Bench Memos

Law & the Courts

On Originalism and the Colorblind Constitution

In my post last week on Justice Jackson’s confused argument about the Civil Rights Act of 1866 and the 14th Amendment, I acknowledged that the “proposition that the 14th Amendment requires that the government be color-blind is open to challenge.” In this post, I will address the more coherent challenge that Jackson might have made.

At the outset, though, in light of all the uncritical acclaim that Jackson’s lengthy argument has received from the Left, I will note that liberal law professors Michael Dorf and Julian Davis Mortenson have very gently noted that it was inapt of Jackson to invoke the Civil Rights Act of 1866. As Dorf puts it:

To be sure, Justice Jackson did not refer specifically to the [race-conscious] programs [law professor Eric] Schnapper identified in his [1985] article. Her principal example of a contemporaneous statute was the Civil Rights Act of 1866, which does not contain specifically race-based remedies (although its references to the Freedmen’s Bureau hint at Congress’s acceptance of such remedies). [Emphasis added.]

Dorf and Mortenson nonetheless credit Jackson for signaling a broader argument that has been commonplace among liberal scholars. As Dorf sums up that argument: “The framers of the Reconstruction Amendments did not think they were forbidding race-based remedies for racial subordination because they contemporaneously adopted such race-based remedies.”

In a law-review article in 2013 titled “Originalism and the Colorblind Constitution,” law professor Michael B. Rappaport disputed the conventional liberal wisdom that had developed on this point. I’m going to summarize Rappaport’s counterarguments here—arguments that, so far as I’m aware, reciters of the conventional liberal wisdom have not seriously engaged with. I’ll also note that the originalist brief submitted on behalf of former Attorney General Edwin Meese III in the Harvard and UNC racial-preferences cases reflects and draws on Rappaport’s article (and that both that brief and Rappaport’s article present an affirmative originalist case for a colorblind reading of the 14th Amendment).

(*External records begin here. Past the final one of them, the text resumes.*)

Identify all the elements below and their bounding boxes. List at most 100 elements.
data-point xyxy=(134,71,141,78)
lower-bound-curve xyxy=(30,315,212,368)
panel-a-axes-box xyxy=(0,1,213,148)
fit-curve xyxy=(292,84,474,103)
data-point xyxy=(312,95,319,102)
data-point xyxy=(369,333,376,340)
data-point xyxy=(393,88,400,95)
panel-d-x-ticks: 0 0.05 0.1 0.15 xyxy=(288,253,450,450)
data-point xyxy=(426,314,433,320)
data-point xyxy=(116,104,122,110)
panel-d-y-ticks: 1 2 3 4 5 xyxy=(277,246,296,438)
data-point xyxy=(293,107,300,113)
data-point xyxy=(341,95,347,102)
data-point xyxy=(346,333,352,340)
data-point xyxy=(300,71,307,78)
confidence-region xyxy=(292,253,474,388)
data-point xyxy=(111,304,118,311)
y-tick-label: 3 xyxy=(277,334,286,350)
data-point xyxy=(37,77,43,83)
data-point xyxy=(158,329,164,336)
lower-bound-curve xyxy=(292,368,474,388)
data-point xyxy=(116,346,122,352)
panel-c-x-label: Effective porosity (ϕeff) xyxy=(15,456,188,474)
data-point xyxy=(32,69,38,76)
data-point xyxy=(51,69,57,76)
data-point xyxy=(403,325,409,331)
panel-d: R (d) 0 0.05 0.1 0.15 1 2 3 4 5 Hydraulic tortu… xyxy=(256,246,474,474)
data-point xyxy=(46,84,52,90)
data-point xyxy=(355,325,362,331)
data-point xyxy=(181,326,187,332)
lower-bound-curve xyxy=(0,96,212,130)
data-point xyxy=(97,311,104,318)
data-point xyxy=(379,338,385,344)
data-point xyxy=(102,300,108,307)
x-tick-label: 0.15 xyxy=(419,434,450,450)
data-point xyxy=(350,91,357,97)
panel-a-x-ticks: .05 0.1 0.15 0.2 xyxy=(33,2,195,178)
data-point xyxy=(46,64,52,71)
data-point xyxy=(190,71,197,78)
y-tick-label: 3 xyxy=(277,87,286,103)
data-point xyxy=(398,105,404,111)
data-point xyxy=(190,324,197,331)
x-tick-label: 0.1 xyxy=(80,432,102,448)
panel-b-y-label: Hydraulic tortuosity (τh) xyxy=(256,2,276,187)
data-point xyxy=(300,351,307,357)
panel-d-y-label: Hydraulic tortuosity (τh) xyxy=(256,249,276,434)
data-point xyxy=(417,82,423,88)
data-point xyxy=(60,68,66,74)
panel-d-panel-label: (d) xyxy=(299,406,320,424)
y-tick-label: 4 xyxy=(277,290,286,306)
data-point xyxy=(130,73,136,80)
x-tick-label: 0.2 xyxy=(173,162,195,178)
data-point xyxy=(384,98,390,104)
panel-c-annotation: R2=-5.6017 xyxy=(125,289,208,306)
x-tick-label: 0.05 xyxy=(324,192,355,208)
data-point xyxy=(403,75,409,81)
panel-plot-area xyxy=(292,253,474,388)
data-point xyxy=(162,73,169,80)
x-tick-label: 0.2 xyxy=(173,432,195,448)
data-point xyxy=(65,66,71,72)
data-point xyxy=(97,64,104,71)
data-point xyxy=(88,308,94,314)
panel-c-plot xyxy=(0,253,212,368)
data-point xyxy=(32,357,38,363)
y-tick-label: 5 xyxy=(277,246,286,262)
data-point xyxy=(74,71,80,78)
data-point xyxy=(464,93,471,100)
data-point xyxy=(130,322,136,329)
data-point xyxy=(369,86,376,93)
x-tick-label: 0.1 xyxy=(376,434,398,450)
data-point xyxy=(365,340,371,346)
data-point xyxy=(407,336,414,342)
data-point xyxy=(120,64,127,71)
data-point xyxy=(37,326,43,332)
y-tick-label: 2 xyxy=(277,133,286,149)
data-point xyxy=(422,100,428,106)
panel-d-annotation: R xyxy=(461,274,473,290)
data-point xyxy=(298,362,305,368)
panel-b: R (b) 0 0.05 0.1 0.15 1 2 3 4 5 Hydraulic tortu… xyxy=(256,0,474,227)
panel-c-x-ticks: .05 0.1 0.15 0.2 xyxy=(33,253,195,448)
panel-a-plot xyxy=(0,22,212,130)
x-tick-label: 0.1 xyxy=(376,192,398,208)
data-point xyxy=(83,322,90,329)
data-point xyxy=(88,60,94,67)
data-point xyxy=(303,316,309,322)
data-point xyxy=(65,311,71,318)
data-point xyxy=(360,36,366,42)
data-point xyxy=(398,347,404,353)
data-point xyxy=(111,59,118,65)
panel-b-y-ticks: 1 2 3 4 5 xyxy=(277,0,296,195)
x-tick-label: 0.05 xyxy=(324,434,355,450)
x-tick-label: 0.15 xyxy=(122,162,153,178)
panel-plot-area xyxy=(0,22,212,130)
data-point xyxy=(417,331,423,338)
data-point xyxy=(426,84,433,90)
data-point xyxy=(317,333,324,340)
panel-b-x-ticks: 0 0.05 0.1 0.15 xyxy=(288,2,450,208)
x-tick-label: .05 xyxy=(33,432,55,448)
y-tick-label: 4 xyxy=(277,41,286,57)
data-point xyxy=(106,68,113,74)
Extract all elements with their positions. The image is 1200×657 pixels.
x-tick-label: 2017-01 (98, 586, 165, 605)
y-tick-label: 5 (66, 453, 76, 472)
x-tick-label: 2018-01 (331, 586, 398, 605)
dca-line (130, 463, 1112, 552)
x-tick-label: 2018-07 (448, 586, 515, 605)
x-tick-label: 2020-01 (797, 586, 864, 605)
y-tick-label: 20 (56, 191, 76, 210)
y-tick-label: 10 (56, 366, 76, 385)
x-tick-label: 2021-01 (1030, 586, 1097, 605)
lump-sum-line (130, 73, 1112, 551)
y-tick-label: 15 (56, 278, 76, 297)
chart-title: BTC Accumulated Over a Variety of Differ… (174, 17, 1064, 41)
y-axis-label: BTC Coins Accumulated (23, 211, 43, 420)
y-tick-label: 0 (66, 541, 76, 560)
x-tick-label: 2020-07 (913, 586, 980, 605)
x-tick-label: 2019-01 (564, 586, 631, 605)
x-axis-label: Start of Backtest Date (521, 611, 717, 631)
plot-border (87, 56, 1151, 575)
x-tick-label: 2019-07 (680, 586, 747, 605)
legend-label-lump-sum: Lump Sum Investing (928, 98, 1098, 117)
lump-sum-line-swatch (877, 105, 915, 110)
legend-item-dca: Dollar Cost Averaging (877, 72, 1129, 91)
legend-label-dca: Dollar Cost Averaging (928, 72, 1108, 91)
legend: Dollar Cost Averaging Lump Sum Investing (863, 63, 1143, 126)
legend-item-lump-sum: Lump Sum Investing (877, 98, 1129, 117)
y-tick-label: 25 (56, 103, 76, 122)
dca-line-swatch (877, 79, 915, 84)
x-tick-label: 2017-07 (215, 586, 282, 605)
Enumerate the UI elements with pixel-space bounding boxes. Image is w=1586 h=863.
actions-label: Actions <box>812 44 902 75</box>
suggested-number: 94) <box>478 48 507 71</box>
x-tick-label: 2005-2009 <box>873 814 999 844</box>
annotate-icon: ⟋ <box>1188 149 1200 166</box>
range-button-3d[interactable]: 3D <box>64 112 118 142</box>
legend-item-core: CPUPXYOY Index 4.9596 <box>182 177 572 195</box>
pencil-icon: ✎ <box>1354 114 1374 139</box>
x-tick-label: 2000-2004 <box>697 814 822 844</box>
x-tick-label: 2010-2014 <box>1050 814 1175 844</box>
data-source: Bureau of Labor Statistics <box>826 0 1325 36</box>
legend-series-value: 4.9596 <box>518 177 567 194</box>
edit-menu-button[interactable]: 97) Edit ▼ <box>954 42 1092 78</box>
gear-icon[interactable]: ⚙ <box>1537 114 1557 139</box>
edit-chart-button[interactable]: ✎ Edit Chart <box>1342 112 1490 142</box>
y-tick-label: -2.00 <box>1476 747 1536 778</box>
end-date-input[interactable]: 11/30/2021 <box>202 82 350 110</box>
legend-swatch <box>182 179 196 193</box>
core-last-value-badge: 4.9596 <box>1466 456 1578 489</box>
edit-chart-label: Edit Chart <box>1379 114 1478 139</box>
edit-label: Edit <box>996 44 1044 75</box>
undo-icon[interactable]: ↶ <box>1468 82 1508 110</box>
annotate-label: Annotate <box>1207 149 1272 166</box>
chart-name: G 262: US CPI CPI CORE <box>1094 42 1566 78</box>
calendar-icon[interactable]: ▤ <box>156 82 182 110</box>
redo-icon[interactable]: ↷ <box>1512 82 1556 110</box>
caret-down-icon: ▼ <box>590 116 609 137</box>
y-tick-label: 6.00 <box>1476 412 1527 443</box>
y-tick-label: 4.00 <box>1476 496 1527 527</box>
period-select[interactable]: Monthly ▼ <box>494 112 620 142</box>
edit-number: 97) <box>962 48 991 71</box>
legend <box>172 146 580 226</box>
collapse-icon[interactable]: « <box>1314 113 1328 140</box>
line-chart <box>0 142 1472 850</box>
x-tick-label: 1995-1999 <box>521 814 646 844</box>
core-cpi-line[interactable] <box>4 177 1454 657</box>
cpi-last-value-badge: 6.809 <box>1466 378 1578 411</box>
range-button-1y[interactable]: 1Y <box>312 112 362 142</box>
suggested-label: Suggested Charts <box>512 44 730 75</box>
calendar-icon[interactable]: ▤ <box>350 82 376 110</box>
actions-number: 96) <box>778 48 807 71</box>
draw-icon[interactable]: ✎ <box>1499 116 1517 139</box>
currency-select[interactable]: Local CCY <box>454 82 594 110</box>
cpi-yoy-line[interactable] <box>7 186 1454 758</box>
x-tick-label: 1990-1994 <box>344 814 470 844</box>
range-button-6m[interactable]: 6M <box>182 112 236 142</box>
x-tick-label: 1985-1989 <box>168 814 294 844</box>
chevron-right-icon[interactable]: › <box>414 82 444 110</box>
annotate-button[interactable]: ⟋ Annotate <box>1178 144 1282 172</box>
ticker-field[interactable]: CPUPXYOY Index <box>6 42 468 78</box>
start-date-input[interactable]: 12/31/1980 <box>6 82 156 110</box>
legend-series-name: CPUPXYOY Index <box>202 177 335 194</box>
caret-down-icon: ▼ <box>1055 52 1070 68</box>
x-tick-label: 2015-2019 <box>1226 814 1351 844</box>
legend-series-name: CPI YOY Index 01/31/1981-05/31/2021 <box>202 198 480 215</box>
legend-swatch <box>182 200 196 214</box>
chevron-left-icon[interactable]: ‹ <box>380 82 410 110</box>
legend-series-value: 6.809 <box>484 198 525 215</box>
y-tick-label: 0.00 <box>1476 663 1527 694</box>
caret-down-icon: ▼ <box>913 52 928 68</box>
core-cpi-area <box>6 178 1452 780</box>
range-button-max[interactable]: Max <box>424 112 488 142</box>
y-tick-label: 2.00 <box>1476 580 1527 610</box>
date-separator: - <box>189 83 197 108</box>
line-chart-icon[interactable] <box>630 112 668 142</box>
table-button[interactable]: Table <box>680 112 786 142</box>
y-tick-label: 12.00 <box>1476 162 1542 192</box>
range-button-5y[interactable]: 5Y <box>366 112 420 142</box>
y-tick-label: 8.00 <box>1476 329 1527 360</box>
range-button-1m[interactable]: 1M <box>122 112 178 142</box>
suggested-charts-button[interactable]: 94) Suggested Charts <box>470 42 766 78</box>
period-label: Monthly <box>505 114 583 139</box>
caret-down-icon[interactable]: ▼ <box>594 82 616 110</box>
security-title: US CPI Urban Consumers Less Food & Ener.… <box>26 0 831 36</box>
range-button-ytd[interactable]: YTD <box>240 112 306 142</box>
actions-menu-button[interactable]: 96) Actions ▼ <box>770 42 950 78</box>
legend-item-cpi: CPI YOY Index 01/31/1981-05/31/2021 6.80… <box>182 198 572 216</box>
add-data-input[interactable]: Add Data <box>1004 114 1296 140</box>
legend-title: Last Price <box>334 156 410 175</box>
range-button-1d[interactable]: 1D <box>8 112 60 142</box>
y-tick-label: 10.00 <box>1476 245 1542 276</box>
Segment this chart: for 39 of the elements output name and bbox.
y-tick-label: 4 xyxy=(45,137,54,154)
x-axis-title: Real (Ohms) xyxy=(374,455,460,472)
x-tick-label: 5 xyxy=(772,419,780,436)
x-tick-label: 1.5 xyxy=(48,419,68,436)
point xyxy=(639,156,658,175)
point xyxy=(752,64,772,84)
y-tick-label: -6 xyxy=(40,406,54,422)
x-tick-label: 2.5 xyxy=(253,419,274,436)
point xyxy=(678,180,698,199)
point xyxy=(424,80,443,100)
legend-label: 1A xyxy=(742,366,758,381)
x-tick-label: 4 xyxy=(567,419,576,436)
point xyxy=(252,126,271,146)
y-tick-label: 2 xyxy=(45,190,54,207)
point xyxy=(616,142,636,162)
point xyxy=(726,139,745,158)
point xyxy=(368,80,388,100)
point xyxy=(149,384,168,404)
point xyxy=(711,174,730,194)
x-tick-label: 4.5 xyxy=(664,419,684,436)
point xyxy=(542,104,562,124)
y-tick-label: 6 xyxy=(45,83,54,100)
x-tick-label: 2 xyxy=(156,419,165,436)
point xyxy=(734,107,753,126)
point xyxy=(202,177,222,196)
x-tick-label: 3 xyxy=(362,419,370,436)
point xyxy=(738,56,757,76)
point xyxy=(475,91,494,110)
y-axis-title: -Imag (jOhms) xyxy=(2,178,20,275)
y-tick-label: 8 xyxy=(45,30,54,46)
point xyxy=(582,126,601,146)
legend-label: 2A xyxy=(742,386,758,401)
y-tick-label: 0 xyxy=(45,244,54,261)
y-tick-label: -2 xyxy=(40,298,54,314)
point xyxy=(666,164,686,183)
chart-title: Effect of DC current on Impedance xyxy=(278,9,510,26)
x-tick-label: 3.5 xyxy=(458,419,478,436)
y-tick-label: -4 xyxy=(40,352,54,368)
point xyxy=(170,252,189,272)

Here are three key points that Rappaport makes:

1. On the supposedly “race-based” statutes enacted by the Congress that proposed the 14th Amendment:

[T]here is no strong evidence for concluding that six of these seven laws confer race-based benefits. The two most important of these laws—the Freedmen’s Bureau Acts— did not provide such benefits, but instead conferred non-race-based benefits to victims of slavery [as well as to refugees, “a term that would appear to have been intended mainly to cover whites”]. Moreover, four of the five other laws that do explicitly refer to blacks do not, upon closer examination, constitute strong evidence of race-based laws—either because they are not best interpreted as providing benefits to blacks on racial grounds or because they can be reasonably interpreted as providing non-race-based benefits. The fifth of the other laws, however, does appear to provide race-based benefits, at least under one of the versions of strict scrutiny employed by the originalist Justices, but may do so on considerably narrower grounds than the critics suggest.

As to the last of these laws, Rappaport observes: “But even if this statute fails the full colorblindness test, it would be much narrower than the antisubordination view held by many of the critics, which generally allows harm to whites so long as it benefits blacks.”

2. There were also “federal laws passed at the time of the Fourteenth Amendment that harmed minorities…. If the laws that benefit blacks inform the meaning of the Amendment, then so should these laws. But if both sets of laws inform the meaning of the Amendment, then it would have a peculiar meaning. It would seem to allow a large variety of laws that can either harm or benefit blacks and other minorities.”

3. “[T]here is very little reason to believe” that any of these federal laws actually “inform the meaning of the Fourteenth Amendment”:

The basic argument is that the Congress that passed these laws understood that the Fourteenth Amendment did not apply to the federal government and, therefore, we cannot assume that Congress was conforming its laws to the Amendment. In fact, the federal government was purposefully excluded from the Amendment and there are good reasons for believing that the Congress was taking advantage of the flexibility that the Amendment allowed it to pursue public policy in the various circumstances confronting it at the time.

Applying Rappaport’s analysis to the racial preferences at issue in the Harvard and UNC cases, I would observe that even if originalist evidence allows states to adopt some race-based measures in some circumstances, it is difficult to see how it would allow the use of massive racial preferences that discriminate against Asian Americans and that favor not just African Americans who are the descendants of American slaves but also more recent immigrants and foreign blacks, some of whom may well be the descendants of African slaveholders. (Of course, the Court has upheld racial preferences in state college admissions on the ground of a supposedly compelling interest in educational diversity, not on an antisubordination rationale.)